Why is the Russian government slow to publicly report deaths in Syria

Military engineers of the Russian Army's international counter-mine center continue the demining operation in eastern Aleppo, Syria.

Military engineers of the Russian Army's international counter-mine center continue the demining operation in eastern Aleppo, Syria.

RIA Novosti
The media learned about the 28th Russian military death in Syria from a widow's post on a social network.

The news of the death of Artyom Gorbunov, a Russian soldier recently killed in action in Syria, first surfaced on the Vkontakte social network on March 3. Gorbunov's spouse wrote a message to his military unit's online community, asking for the phone number of the chief of the brigade headquarters.

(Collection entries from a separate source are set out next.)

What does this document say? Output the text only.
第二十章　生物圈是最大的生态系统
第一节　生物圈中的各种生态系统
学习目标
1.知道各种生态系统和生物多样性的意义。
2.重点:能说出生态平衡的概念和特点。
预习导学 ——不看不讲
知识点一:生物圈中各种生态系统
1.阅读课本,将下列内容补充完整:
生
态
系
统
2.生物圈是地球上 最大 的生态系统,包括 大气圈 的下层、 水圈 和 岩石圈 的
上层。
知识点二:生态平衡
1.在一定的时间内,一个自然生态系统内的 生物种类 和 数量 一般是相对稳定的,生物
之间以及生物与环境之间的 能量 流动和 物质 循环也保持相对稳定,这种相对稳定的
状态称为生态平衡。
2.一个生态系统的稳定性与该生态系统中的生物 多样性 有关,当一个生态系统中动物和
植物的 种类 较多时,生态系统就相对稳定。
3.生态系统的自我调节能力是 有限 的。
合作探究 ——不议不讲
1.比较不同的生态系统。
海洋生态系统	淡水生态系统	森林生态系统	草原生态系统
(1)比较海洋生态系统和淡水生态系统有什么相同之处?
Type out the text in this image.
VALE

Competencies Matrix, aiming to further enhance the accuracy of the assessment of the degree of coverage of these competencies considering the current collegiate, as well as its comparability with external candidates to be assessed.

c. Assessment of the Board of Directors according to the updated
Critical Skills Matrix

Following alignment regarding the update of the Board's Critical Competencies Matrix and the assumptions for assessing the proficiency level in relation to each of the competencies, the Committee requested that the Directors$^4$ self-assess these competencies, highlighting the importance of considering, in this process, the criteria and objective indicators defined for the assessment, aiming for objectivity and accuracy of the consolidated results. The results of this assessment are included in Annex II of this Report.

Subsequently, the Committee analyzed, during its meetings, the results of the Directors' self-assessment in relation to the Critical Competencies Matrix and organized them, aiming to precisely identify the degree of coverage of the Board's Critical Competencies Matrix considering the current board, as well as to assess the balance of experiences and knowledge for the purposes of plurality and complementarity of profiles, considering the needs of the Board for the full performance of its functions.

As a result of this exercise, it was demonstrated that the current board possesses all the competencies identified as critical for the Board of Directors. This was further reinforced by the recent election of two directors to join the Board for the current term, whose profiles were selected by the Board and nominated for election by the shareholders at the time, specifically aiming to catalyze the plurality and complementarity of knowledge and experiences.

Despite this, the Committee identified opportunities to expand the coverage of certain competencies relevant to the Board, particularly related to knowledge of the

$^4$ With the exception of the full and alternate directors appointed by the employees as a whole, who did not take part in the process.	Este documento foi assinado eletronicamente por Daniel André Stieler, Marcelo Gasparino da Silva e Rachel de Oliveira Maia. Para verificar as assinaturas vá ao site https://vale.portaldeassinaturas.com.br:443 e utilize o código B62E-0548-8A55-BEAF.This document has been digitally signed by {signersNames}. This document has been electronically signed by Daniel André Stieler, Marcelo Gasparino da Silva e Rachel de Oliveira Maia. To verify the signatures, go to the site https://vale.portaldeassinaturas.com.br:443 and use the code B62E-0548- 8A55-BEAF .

Russian media carried the initial report, but Gorbunov's death was not officially confirmed until the end of the day. In the evening of March 3, the Russian Defense Ministry reported that Gorbunov had been killed on the outskirts of Palmyra the previous day, when his reconnaissance detachment ran into an Islamic State ambush. Why not report such incidents straight away?

Embargoes on losses

The Defense Ministry is prohibited to report losses to the media by a presidential decree of May 28, 2015, which specifies that information about peacetime military losses constitutes a state secret. The ministry reports all losses directly to the head of state.

“News of a serviceman's death is conveyed to his family, who may then release the information via social networks, either in posts on their own pages or, as in the latest case, by way of requests addressed to communities of the respective military units,” said Viktor Murakhovsky, chief editor of Arsenal Otechestva magazine.

In such a situation, the Defense Ministry may officially acknowledge the serviceman's death in keeping with a formal procedure and with the family's permission, but this takes some time.